Reading one of Bill Bryson's books is, ironically enough, a bit like stepping into one of the McDonald's he so loathes. His name on the cover is as much a signpost and promise as the golden arches. Before you've even digested the Library of Congress data, you already have a fairly good idea of how the rest of it is going to taste.
The ostensible subject is Mr Bryson's tour of the UK prior to moving briefly back to the US in the mid 90s, but this quasi-victory lap gets second billing next to Mr Bryson's own interior monologue of memories, acidic commentary on the state of modern architecture, and other off-the-wall thoughts. For such a brilliant travel writer, he again proves an appallingly bad traveler. Mr Bryson travels largely alone, often by rail or bus, frequently without checking the timetable and almost never with a reservation waiting at the end. He encounters Fawltyesque hoteliers, boorish trainspotters and man-eating Labradors - but the main threat to his health is his habit of trying to walk back to his hotel after about three pints too many.
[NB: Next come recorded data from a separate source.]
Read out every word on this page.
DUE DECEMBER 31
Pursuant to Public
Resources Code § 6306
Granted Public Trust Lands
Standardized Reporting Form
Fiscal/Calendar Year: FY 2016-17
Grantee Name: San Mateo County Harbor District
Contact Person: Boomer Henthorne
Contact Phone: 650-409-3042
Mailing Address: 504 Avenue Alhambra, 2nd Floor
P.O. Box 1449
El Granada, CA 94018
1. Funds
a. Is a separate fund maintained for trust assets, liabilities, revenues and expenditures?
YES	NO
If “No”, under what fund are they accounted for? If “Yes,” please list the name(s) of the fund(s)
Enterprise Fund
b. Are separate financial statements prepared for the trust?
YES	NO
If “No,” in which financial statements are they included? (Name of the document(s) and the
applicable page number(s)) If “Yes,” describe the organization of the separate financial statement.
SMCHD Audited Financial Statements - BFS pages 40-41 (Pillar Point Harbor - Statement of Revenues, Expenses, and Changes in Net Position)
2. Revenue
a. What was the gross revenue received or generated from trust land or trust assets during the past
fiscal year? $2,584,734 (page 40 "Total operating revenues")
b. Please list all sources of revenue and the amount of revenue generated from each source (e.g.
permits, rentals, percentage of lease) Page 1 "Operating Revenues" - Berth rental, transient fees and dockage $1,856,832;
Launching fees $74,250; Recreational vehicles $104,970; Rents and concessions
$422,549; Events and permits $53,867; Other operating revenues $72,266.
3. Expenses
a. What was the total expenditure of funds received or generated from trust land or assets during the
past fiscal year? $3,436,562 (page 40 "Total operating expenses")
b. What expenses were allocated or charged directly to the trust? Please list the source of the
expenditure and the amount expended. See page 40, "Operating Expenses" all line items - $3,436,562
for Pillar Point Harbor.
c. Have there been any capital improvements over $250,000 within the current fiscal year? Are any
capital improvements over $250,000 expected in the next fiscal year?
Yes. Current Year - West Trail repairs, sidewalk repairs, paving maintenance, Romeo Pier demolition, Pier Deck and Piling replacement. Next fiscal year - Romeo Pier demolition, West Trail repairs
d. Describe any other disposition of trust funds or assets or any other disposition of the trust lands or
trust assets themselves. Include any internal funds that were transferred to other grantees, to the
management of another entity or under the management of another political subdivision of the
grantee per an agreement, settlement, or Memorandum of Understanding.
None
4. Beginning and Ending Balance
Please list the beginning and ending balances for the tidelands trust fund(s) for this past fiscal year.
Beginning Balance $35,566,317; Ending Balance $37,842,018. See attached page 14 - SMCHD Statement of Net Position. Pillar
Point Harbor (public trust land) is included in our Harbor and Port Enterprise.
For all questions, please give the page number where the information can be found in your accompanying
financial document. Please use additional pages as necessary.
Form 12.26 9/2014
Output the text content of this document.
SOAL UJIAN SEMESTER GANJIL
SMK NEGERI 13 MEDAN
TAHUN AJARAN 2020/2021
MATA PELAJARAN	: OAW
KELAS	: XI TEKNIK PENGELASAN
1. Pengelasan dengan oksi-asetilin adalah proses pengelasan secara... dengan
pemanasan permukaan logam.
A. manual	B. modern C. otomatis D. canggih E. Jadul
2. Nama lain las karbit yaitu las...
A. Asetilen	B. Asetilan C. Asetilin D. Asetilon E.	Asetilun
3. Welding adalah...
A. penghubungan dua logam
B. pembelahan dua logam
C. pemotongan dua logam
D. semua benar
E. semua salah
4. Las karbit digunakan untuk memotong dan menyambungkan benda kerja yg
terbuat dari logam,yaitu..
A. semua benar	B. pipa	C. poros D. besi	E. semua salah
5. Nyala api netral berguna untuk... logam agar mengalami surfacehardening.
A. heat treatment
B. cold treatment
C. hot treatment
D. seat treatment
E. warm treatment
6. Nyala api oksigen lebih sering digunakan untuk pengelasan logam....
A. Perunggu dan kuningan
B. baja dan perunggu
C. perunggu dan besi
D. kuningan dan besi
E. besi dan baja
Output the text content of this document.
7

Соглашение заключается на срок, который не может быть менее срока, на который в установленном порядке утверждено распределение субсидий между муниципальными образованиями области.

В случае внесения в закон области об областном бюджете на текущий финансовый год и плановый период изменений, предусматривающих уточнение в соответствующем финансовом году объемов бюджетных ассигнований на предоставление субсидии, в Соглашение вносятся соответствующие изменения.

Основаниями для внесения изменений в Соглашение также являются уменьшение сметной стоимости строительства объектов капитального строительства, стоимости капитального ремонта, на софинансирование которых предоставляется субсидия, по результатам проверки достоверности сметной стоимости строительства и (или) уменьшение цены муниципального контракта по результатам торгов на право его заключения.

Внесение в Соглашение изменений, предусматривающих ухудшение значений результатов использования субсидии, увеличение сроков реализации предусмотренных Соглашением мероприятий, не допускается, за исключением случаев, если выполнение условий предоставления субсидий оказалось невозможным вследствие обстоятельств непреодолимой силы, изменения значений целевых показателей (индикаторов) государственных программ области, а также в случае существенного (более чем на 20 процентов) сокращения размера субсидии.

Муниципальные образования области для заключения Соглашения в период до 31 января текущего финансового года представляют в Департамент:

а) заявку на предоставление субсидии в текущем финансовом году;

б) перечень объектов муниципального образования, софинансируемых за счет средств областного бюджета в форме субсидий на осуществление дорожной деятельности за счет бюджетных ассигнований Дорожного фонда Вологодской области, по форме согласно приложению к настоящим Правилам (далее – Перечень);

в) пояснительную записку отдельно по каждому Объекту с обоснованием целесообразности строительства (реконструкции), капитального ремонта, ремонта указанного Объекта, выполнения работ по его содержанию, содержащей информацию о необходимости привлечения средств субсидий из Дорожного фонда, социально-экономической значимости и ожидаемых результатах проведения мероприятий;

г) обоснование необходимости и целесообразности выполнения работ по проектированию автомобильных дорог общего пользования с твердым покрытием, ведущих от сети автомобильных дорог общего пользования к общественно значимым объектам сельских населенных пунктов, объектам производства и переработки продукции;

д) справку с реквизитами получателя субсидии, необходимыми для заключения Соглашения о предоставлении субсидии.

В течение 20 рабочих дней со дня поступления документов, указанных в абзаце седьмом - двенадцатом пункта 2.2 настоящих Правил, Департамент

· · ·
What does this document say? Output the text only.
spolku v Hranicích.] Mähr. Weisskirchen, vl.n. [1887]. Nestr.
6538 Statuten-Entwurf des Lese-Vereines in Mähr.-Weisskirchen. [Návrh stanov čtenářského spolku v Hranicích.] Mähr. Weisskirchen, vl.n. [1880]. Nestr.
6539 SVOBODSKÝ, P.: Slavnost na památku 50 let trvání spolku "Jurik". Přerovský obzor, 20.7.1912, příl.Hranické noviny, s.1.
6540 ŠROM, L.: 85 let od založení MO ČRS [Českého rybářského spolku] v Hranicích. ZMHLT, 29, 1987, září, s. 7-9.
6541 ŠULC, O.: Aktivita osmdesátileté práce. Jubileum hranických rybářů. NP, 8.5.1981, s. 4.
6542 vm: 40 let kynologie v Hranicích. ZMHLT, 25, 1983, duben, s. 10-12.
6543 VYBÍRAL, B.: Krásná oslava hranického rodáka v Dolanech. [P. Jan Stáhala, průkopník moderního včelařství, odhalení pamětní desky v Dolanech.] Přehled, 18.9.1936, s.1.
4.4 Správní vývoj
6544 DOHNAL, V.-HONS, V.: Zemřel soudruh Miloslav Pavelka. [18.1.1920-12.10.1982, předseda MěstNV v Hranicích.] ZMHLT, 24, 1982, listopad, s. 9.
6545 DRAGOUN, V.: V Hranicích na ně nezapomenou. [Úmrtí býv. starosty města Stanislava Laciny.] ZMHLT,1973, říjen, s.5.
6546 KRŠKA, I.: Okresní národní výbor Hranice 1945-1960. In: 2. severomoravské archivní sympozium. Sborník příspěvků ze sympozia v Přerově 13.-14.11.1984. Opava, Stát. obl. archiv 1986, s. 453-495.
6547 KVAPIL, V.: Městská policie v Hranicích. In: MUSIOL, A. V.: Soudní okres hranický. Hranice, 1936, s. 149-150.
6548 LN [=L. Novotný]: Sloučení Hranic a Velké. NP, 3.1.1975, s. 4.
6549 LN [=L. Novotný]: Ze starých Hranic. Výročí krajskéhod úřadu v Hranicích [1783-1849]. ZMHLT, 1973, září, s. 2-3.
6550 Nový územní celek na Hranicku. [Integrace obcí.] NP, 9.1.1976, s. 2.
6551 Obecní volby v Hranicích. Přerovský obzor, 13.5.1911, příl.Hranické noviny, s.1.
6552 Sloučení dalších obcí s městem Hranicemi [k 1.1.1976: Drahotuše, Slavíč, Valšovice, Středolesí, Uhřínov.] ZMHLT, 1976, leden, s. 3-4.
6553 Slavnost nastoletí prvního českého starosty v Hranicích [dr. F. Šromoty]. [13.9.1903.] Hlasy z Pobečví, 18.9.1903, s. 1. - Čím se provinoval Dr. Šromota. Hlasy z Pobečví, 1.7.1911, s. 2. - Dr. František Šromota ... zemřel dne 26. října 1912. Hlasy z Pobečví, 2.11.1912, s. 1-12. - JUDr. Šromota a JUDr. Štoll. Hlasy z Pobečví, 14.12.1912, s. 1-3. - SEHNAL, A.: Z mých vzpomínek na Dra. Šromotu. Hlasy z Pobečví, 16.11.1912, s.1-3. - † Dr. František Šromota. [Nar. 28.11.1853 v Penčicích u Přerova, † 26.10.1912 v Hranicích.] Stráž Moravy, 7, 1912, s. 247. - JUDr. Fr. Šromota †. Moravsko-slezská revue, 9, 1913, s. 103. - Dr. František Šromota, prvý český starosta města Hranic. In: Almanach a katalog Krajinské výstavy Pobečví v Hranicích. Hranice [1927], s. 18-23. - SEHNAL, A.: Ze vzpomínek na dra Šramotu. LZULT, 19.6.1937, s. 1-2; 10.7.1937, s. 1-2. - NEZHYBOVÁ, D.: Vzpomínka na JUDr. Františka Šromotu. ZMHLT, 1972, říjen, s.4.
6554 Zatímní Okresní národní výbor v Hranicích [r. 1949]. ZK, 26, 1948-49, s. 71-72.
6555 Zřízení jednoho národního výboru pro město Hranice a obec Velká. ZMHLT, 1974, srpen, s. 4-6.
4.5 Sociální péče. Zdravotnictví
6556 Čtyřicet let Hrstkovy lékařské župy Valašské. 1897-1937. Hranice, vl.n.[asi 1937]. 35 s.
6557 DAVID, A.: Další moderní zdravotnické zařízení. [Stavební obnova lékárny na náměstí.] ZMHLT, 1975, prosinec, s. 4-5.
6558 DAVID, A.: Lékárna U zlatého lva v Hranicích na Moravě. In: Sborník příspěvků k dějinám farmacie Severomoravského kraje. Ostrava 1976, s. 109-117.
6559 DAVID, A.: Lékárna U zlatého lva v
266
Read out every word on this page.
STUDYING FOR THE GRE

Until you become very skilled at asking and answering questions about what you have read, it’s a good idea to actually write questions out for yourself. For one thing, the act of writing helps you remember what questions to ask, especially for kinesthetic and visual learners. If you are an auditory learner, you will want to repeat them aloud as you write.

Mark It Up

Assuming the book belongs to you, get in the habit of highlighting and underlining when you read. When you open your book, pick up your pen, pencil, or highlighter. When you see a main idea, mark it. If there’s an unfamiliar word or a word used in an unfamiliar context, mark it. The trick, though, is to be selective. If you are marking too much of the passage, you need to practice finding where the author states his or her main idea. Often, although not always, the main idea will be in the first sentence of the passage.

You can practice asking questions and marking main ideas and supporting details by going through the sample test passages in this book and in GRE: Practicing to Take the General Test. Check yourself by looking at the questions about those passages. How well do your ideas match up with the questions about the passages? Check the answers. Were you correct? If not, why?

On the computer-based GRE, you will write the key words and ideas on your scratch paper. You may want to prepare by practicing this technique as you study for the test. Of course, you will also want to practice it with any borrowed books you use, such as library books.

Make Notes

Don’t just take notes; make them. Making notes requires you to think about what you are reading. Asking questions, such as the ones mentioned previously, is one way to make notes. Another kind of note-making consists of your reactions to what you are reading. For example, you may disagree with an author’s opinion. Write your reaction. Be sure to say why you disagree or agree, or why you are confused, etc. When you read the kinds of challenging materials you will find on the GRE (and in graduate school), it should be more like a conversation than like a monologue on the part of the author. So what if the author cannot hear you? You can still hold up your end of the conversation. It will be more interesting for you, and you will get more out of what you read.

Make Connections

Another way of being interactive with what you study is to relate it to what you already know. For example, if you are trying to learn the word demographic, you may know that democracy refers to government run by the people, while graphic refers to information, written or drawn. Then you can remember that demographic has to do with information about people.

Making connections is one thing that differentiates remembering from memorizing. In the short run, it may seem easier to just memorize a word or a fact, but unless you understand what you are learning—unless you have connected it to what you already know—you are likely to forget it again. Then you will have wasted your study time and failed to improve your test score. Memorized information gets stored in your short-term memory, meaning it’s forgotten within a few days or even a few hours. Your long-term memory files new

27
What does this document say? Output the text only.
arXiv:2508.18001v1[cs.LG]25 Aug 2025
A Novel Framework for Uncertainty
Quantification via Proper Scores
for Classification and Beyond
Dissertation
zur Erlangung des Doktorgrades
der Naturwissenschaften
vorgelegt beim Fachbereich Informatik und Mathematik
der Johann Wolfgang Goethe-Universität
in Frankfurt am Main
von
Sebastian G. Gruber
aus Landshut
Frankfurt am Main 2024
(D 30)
Travel writing can sometimes feel like subsidizing somebody else's good time, to places you've never heard of at prices you couldn't afford; Andean backpacking, Andaman Sea scuba-diving, or pretty much anything in Conde Nast Traveler. Not so with Mr Bryson. Let other writers tackle the Bamiyan Valley or Borobudur - Mr Bryson takes you nowhere more exotic than Barnstaple and Bradford. But then, that's what makes reading his books so much like burrowing into a favorite sweater.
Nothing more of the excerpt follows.